The life of barred entry points to a semblance of normal, the lot of tightening nooses of want (in our social pecking order), the broken will to power of too many berated elders, the marginal life that scavenges for sound minds and imaginative souls, the life of Elder Rubin: squeezed to the limit, and made to succumb to all these social affixations, and ultimately death, in November 2019, is a cause for deep inward-looking.
After all, Biko does say, “Black Consciousness is an inward-looking philosophy”, a self-reflexive vocation.

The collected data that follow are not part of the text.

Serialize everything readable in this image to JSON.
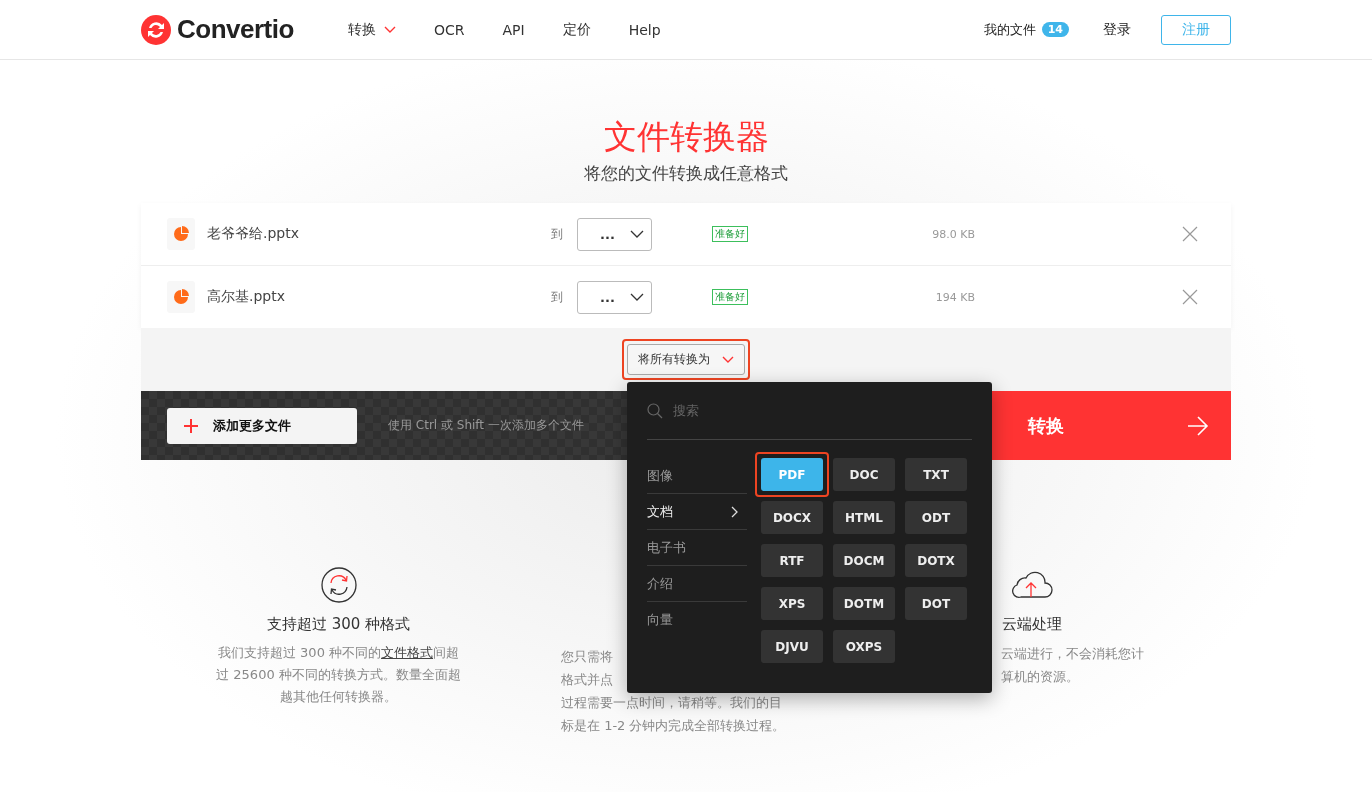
{
  "header": {
    "logo": "Convertio",
    "nav": [
      {
        "label": "转换",
        "has_menu": true
      },
      {
        "label": "OCR",
        "has_menu": false
      },
      {
        "label": "API",
        "has_menu": false
      },
      {
        "label": "定价",
        "has_menu": false
      },
      {
        "label": "Help",
        "has_menu": false
      }
    ],
    "my_files": "我的文件",
    "files_count": "14",
    "login": "登录",
    "signup": "注册"
  },
  "hero": {
    "title": "文件转换器",
    "subtitle": "将您的文件转换成任意格式"
  },
  "files": [
    {
      "name": "老爷爷给.pptx",
      "to_label": "到",
      "format": "...",
      "status": "准备好",
      "size": "98.0 KB"
    },
    {
      "name": "高尔基.pptx",
      "to_label": "到",
      "format": "...",
      "status": "准备好",
      "size": "194 KB"
    }
  ],
  "convert_all": {
    "label": "将所有转换为",
    "highlighted": true
  },
  "toolbar": {
    "add_more": "添加更多文件",
    "hint": "使用 Ctrl 或 Shift 一次添加多个文件",
    "convert": "转换"
  },
  "dropdown": {
    "search_placeholder": "搜索",
    "categories": [
      {
        "label": "图像",
        "selected": false
      },
      {
        "label": "文档",
        "selected": true
      },
      {
        "label": "电子书",
        "selected": false
      },
      {
        "label": "介绍",
        "selected": false
      },
      {
        "label": "向量",
        "selected": false
      }
    ],
    "formats": [
      {
        "label": "PDF",
        "selected": true,
        "highlighted": true
      },
      {
        "label": "DOC",
        "selected": false,
        "highlighted": false
      },
      {
        "label": "TXT",
        "selected": false,
        "highlighted": false
      },
      {
        "label": "DOCX",
        "selected": false,
        "highlighted": false
      },
      {
        "label": "HTML",
        "selected": false,
        "highlighted": false
      },
      {
        "label": "ODT",
        "selected": false,
        "highlighted": false
      },
      {
        "label": "RTF",
        "selected": false,
        "highlighted": false
      },
      {
        "label": "DOCM",
        "selected": false,
        "highlighted": false
      },
      {
        "label": "DOTX",
        "selected": false,
        "highlighted": false
      },
      {
        "label": "XPS",
        "selected": false,
        "highlighted": false
      },
      {
        "label": "DOTM",
        "selected": false,
        "highlighted": false
      },
      {
        "label": "DOT",
        "selected": false,
        "highlighted": false
      },
      {
        "label": "DJVU",
        "selected": false,
        "highlighted": false
      },
      {
        "label": "OXPS",
        "selected": false,
        "highlighted": false
      }
    ]
  },
  "features": [
    {
      "kind": "paragraph",
      "title": "支持超过 300 种格式",
      "text_before": "我们支持超过 300 种不同的",
      "link": "文件格式",
      "text_after": "间超过 25600 种不同的转换方式。数量全面超越其他任何转换器。"
    },
    {
      "kind": "lines",
      "lines": [
        "您只需将",
        "格式并点",
        "过程需要一点时间，请稍等。我们的目",
        "标是在 1-2 分钟内完成全部转换过程。"
      ]
    },
    {
      "kind": "lines",
      "title": "云端处理",
      "lines": [
        "云端进行，不会消耗您计",
        "算机的资源。"
      ]
    }
  ]
}
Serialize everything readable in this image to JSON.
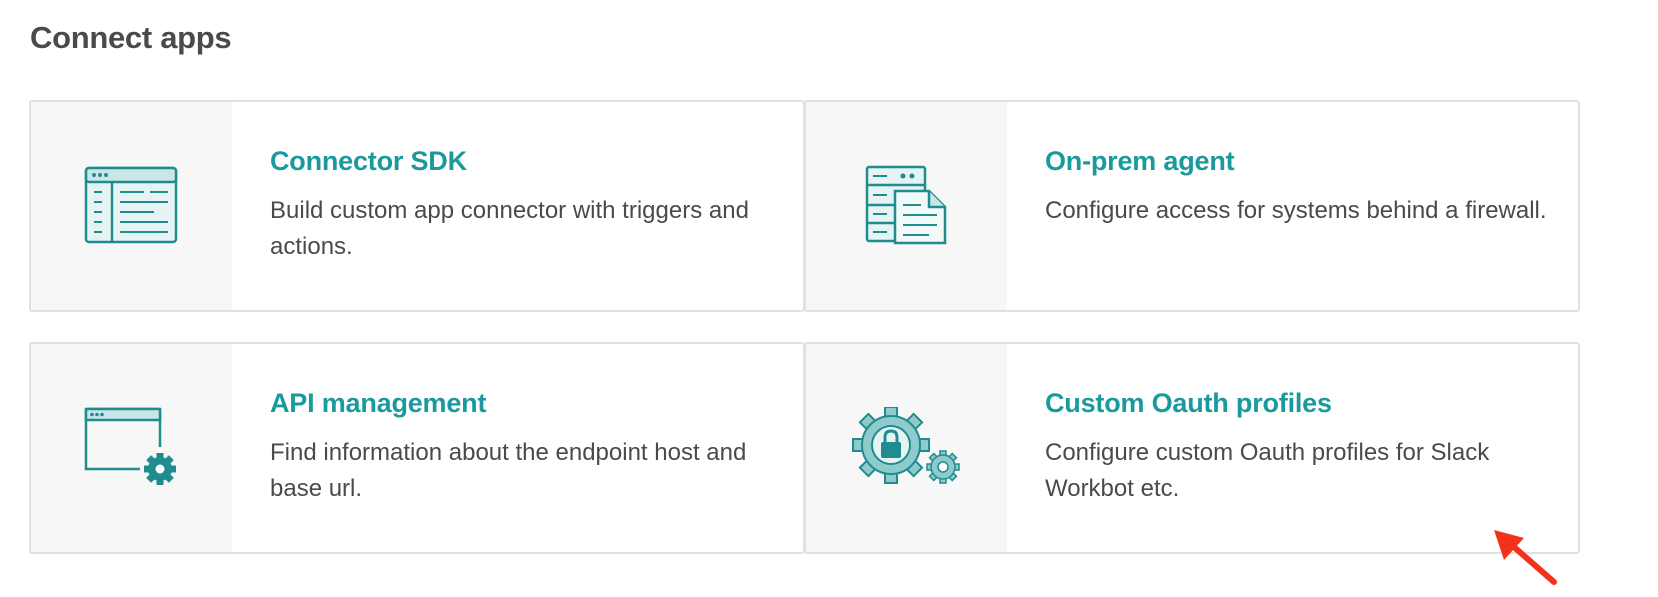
{
  "page": {
    "title": "Connect apps"
  },
  "cards": [
    {
      "title": "Connector SDK",
      "description": "Build custom app connector with triggers and actions.",
      "icon": "connector-sdk-icon"
    },
    {
      "title": "On-prem agent",
      "description": "Configure access for systems behind a firewall.",
      "icon": "on-prem-agent-icon"
    },
    {
      "title": "API management",
      "description": "Find information about the endpoint host and base url.",
      "icon": "api-management-icon"
    },
    {
      "title": "Custom Oauth profiles",
      "description": "Configure custom Oauth profiles for Slack Workbot etc.",
      "icon": "oauth-gears-lock-icon"
    }
  ],
  "colors": {
    "accent": "#1a9a9c",
    "icon_teal": "#1f8c8f",
    "text": "#4a4a4a",
    "card_border": "#e1e1e1",
    "icon_bg": "#f7f7f7",
    "annotation_arrow": "#f2331c"
  }
}
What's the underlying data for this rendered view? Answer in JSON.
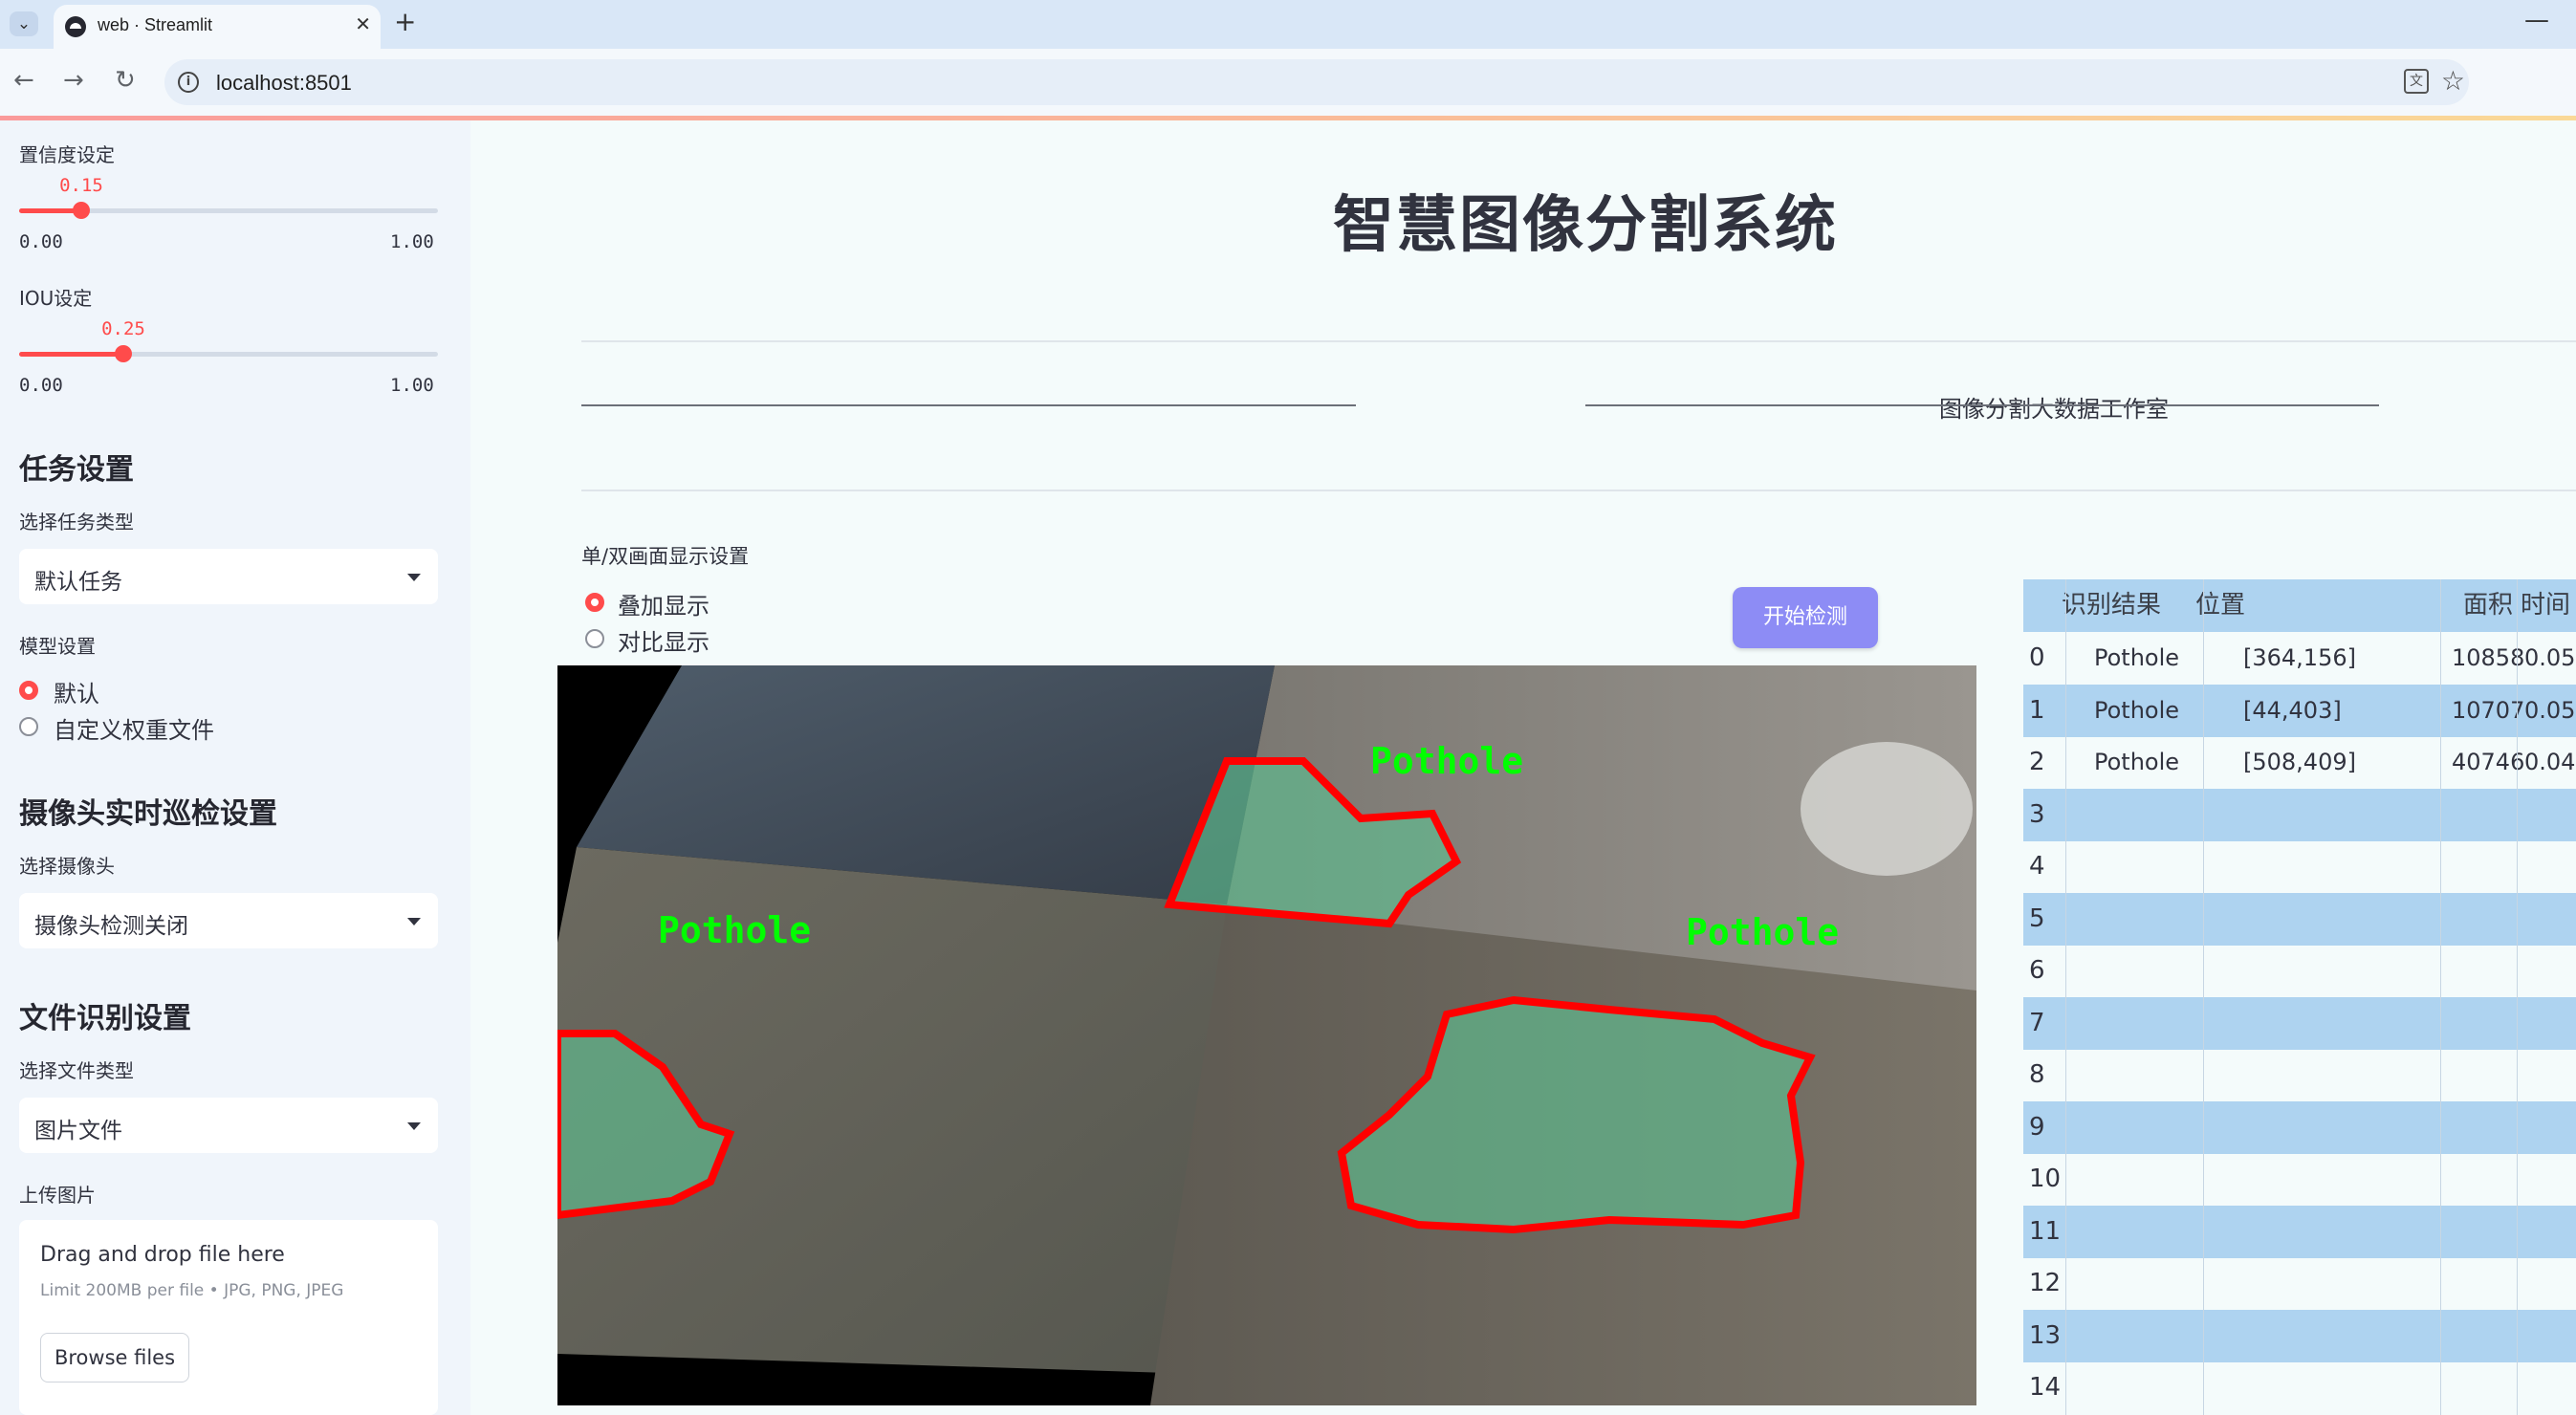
{
  "browser": {
    "tab_title": "web · Streamlit",
    "url": "localhost:8501"
  },
  "sidebar": {
    "confidence": {
      "label": "置信度设定",
      "value": 0.15,
      "value_text": "0.15",
      "min": "0.00",
      "max": "1.00"
    },
    "iou": {
      "label": "IOU设定",
      "value": 0.25,
      "value_text": "0.25",
      "min": "0.00",
      "max": "1.00"
    },
    "task_header": "任务设置",
    "task_type_label": "选择任务类型",
    "task_type_value": "默认任务",
    "model_label": "模型设置",
    "model_options": [
      "默认",
      "自定义权重文件"
    ],
    "model_selected": 0,
    "camera_header": "摄像头实时巡检设置",
    "camera_label": "选择摄像头",
    "camera_value": "摄像头检测关闭",
    "file_header": "文件识别设置",
    "file_type_label": "选择文件类型",
    "file_type_value": "图片文件",
    "upload_label": "上传图片",
    "upload_title": "Drag and drop file here",
    "upload_limit": "Limit 200MB per file • JPG, PNG, JPEG",
    "browse_label": "Browse files"
  },
  "main": {
    "title": "智慧图像分割系统",
    "divider_text": "图像分割大数据工作室",
    "display_label": "单/双画面显示设置",
    "display_options": [
      "叠加显示",
      "对比显示"
    ],
    "display_selected": 0,
    "detect_button": "开始检测",
    "detections_label": "Pothole"
  },
  "table": {
    "columns": [
      "识别结果",
      "位置",
      "面积",
      "时间"
    ],
    "rows": [
      {
        "index": "0",
        "result": "Pothole",
        "position": "[364,156]",
        "area": "10858",
        "time": "0.05"
      },
      {
        "index": "1",
        "result": "Pothole",
        "position": "[44,403]",
        "area": "10707",
        "time": "0.05"
      },
      {
        "index": "2",
        "result": "Pothole",
        "position": "[508,409]",
        "area": "40746",
        "time": "0.04"
      },
      {
        "index": "3"
      },
      {
        "index": "4"
      },
      {
        "index": "5"
      },
      {
        "index": "6"
      },
      {
        "index": "7"
      },
      {
        "index": "8"
      },
      {
        "index": "9"
      },
      {
        "index": "10"
      },
      {
        "index": "11"
      },
      {
        "index": "12"
      },
      {
        "index": "13"
      },
      {
        "index": "14"
      }
    ]
  },
  "colors": {
    "accent": "#ff4b4b",
    "button": "#8d8cf5",
    "table_stripe": "#aed3f0",
    "mask_outline": "#ff0000",
    "mask_label": "#00ff00"
  }
}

If Sekake’s book project forces us to think about how a life lived for the greater good of others solicits contempt and humiliation in its sunset of dissolution, then he has outdone himself. We are better off mulling over this: What we cannot achieve in the unbending lines of affiliations, we must make up for in more open ties that bind us, the “moral and spiritual infrastructure against the prevailing logic of injustice.” What seems to be the general takeaway, as the preacher, Sekake here, turns to the choir, is that the converts of the cause must not fall on their class blind-spots/unconscious (or consciousness crutches). The message is that, if the path of struggle makes comrades see gutter dwellers like Rubin as inconvenient, cumbersome nuisances who “demand too much”— as is wont to be said by comrades who betrayed the cause, and Rubin by extension— then self-reflection is not a luxury of armchair analysts, but an indispensable artillery of struggle!